People with hidden conditions can also be hit fairly hard with the unemployment stick. Many of them didn’t have adequate support throughout education, and they will equally struggle not just in terms of the skills they need to develop, but due to the lack of support available for their conditions.
As someone who went through higher education, it frustrated me continuously to think that I was constantly falling below the mark. I felt that what I really needed was a chance for an employer to focus on the potential I have to offer, developing and fine-tuning my skills and setting me on a progressive path…
…so I was really out of luck on that one. Thus I was seemingly doomed to float around unemployment limbo, unable to move forward, pounding on the gates of work to be let in…
…until I came across Talent Match Leicestershire.
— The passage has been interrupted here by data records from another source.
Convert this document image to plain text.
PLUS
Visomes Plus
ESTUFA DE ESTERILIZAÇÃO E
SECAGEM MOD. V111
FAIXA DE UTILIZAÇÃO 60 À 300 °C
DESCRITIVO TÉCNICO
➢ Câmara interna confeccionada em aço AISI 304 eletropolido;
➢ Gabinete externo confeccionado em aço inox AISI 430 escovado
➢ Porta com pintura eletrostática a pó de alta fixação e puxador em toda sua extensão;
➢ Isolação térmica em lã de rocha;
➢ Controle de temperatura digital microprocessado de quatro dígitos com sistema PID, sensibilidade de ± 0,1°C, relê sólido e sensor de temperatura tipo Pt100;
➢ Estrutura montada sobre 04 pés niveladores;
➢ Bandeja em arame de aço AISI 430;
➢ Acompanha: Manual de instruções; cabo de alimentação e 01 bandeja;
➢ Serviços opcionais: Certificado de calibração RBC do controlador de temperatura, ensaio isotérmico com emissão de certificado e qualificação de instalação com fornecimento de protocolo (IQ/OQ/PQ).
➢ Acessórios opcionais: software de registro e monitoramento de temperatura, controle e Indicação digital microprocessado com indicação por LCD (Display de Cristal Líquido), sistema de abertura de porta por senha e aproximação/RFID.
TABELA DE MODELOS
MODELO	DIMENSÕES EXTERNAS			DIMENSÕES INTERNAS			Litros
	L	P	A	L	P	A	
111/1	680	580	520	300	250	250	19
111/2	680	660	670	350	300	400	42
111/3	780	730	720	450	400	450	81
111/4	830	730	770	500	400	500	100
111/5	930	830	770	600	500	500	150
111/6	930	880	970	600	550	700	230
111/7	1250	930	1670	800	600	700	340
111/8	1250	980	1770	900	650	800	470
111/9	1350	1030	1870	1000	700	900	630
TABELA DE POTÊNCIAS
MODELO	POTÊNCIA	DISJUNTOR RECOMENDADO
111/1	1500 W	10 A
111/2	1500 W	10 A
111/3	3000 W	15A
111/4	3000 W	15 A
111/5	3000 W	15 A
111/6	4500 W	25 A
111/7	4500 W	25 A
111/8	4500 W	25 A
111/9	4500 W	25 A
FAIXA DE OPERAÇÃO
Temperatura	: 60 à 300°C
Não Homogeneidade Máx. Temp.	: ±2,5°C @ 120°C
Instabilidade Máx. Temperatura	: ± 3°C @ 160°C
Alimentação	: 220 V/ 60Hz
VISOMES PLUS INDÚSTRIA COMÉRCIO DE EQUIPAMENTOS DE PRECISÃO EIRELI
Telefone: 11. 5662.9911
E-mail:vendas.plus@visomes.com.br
They saw something in me and worked with me to develop my skills. The support I received was monumental and went a long way towards giving me work avenues, a practice that Talent Match have done with hundreds upon hundreds of young people since their inception in January 2014.
The reason they’ve been so successful? They deal in potential. Seriously, it’s practically their currency. They look at a young person and see not what they are, but what they have the potential to be. Often, it takes a bit of time and there are a few tumbles along the way, but they do get there and people get that first stepping stone that sets them on their way and gives them a much needed avenue and direction in life.
The hidden condition demographic have also benefited from this level of support, mainly because it has been fine-tuned to their individual needs rather than painting everyone with the same, generic brush. 1:1 and In-Work Support has given them a much-needed platform for their previously underdeveloped skills which will open up new avenues for them.
We know that around the UK, many organizations like Talent Match are conducting work with a similar mindset; working with people of various ages to develop that evident potential and give candidates that much needed chance. And that’s all it takes. So, a big thank you to all the organizations out there working today to fill that skills gap.
No one enters their work at the height of their powers, especially the 18-24 year olds. As much as I’d like to be the Fountain of Knowledge at 25, I and many others who have been in my (figurative) shoes have a long way to go.
But it’s all about tapping into the potential. Talent isn’t just found, it’s also nurtured.